I'm going to really stir the pot with this post.
My Dali Megalines required 450 to 600 hours before they performed to their maximum. The bass was non existent until after 300 hours and deep bass not until nearly 600.
A good friend and member of my audio group experienced similar frustration with his Kharma Exquisite 1De. He waited beyond 650 hours before his speakers produced best performance.
In both cases, I have ten or so associates that heard the long progress and final results. Believe it or not, it's absolutely true.
Maybe it's the ceramic drivers in the Kharma, maybe the 24 woofers in my Dali's move so little that break in is tardy in arriving. Whatever the reason, it's audible and frustrating to wait through.
My new tube crossover made a break through in performance this last Tuesday evening. Burn in was 605 hours at the end of the evening and a huge change from the week before when there was only 437 hours on the parts.
In the case of the crossover I know the slow break in is due to Teflon Caps, 14 in the main unit and more in the power supply. I called the manufacturer who designed and built the caps (the same guy that builds Cardas, V-Cap, DynamiCap and most of the other big names).

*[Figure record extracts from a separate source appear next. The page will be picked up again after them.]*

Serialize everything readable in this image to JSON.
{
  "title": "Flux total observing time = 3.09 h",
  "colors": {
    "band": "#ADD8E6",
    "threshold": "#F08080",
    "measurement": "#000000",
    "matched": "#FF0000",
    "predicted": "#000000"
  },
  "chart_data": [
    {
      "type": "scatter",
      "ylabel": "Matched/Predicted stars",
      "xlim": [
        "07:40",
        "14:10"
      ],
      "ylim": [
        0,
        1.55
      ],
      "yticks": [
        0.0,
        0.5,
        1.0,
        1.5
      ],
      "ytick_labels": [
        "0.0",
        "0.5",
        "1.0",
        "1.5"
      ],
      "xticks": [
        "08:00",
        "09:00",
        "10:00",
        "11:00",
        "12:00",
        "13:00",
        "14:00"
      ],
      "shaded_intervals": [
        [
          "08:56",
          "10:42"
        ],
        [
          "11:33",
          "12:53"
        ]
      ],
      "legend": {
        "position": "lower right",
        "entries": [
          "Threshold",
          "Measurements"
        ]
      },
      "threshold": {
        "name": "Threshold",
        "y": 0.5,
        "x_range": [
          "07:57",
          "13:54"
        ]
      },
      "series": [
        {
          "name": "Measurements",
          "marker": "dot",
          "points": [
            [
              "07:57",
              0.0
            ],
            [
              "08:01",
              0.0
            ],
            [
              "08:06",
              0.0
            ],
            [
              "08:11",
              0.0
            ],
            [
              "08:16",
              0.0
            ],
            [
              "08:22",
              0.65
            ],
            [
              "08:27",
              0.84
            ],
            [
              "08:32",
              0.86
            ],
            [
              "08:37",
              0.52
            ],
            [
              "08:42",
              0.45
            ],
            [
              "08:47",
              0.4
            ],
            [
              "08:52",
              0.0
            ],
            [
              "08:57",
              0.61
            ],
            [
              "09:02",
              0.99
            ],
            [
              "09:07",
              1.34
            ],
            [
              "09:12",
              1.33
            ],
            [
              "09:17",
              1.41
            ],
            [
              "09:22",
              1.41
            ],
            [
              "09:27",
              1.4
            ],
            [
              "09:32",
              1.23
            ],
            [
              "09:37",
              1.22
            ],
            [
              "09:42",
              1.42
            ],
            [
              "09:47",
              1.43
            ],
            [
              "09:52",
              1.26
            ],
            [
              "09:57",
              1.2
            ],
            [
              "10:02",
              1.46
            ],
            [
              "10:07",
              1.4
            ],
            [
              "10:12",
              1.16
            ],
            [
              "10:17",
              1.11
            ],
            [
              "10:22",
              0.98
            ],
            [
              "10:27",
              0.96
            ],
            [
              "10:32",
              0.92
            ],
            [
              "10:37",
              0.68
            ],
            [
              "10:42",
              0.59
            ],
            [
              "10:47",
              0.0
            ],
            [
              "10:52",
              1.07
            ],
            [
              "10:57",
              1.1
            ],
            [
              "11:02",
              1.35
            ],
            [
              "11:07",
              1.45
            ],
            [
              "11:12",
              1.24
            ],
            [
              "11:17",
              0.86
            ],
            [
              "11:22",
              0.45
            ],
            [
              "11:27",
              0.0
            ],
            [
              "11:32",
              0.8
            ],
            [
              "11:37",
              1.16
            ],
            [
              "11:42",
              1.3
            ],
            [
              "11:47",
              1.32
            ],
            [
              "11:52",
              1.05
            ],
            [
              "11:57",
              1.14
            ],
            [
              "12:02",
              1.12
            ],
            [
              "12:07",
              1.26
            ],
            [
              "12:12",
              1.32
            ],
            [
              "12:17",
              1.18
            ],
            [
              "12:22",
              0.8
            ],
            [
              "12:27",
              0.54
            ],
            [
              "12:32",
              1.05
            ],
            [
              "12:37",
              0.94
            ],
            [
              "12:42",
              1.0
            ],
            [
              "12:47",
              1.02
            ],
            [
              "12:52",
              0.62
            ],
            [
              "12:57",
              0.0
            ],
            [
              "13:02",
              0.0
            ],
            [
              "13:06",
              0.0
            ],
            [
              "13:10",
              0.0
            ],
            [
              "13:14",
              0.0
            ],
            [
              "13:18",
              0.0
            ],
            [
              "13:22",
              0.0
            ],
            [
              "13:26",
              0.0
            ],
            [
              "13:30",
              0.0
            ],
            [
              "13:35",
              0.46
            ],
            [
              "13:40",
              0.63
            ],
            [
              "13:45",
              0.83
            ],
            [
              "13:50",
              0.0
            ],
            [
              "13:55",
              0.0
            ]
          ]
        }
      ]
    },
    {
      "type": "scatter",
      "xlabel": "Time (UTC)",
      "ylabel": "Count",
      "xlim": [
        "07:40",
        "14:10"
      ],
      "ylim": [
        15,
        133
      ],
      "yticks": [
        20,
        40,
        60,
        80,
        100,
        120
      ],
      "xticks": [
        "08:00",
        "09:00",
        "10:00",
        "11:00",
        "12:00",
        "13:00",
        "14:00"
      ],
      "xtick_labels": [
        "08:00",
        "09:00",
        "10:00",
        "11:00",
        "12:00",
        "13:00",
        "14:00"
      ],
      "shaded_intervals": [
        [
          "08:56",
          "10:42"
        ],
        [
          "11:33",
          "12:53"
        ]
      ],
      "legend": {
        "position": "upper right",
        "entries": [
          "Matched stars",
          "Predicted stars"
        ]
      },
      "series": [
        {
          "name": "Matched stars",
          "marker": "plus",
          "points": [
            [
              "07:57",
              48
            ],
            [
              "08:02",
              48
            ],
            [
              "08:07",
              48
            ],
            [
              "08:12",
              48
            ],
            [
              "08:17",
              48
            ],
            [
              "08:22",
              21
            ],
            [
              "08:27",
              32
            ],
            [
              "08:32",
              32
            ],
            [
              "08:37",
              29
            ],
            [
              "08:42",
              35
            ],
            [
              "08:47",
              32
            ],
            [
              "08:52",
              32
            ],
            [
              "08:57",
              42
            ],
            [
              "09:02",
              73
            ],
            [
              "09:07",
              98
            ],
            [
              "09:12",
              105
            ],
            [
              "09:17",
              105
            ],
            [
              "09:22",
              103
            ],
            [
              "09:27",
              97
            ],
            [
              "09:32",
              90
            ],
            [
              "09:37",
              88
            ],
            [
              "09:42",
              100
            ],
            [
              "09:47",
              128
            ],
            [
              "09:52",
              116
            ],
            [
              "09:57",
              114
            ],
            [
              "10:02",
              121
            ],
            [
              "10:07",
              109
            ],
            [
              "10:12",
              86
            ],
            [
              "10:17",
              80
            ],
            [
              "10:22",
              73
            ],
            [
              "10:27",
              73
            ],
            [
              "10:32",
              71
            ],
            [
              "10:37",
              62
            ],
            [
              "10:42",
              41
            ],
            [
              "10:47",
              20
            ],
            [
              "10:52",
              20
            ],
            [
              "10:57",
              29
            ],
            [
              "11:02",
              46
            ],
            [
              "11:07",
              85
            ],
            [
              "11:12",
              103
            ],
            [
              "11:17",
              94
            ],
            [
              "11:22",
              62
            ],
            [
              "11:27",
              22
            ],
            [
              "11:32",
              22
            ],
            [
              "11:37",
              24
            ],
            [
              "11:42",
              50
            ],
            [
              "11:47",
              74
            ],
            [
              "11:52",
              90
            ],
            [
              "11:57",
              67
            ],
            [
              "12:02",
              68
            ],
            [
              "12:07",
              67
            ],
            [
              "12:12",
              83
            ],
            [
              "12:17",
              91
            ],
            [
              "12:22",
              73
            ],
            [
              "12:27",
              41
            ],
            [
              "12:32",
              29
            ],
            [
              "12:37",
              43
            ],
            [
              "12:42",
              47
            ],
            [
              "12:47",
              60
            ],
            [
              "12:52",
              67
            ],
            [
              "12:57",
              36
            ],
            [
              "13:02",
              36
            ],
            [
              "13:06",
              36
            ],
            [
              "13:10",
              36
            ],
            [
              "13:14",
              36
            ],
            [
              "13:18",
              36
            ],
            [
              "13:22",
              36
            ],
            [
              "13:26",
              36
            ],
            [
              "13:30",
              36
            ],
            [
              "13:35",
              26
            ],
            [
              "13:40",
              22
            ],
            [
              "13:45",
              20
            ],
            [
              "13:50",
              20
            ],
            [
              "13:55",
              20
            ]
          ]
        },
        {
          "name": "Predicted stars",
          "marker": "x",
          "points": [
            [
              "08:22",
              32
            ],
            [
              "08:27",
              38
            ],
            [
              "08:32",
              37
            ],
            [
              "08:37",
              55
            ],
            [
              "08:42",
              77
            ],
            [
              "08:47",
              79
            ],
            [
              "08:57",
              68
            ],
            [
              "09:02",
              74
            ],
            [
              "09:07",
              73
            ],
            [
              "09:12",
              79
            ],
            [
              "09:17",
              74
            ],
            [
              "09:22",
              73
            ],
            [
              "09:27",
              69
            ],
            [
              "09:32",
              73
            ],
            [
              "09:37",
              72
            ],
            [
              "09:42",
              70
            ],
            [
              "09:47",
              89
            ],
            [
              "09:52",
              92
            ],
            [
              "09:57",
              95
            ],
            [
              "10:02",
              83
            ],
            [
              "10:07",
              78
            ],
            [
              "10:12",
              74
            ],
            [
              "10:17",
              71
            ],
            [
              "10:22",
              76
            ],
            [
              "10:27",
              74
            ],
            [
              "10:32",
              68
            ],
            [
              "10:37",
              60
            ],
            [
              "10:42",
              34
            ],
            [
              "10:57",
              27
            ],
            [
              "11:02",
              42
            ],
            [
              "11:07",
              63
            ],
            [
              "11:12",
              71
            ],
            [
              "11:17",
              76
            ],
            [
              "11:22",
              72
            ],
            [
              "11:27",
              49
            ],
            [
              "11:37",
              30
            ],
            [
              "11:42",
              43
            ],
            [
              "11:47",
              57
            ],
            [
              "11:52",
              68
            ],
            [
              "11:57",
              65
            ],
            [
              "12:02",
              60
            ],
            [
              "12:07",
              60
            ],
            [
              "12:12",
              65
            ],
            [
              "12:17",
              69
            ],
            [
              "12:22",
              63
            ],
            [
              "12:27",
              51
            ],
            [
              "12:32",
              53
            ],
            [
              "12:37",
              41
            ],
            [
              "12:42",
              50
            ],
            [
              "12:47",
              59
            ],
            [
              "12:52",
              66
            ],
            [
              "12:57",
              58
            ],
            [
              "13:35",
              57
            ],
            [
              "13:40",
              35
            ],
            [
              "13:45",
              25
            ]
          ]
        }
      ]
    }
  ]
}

He was not surprised, said it would continue to about 1000 hours or beyond, same answer I got from several other engineers in the business.
My previous custom crossover was identical in design, hand built by the same guy and was working well at 50 hours, reaching maximum performance at about 350 hours.
The difference? It had traditional caps from Wima, F-Dyne and Illinois capacitor and half the chokes and power supply. Everything makes a difference when all the parts are pushed to the limit.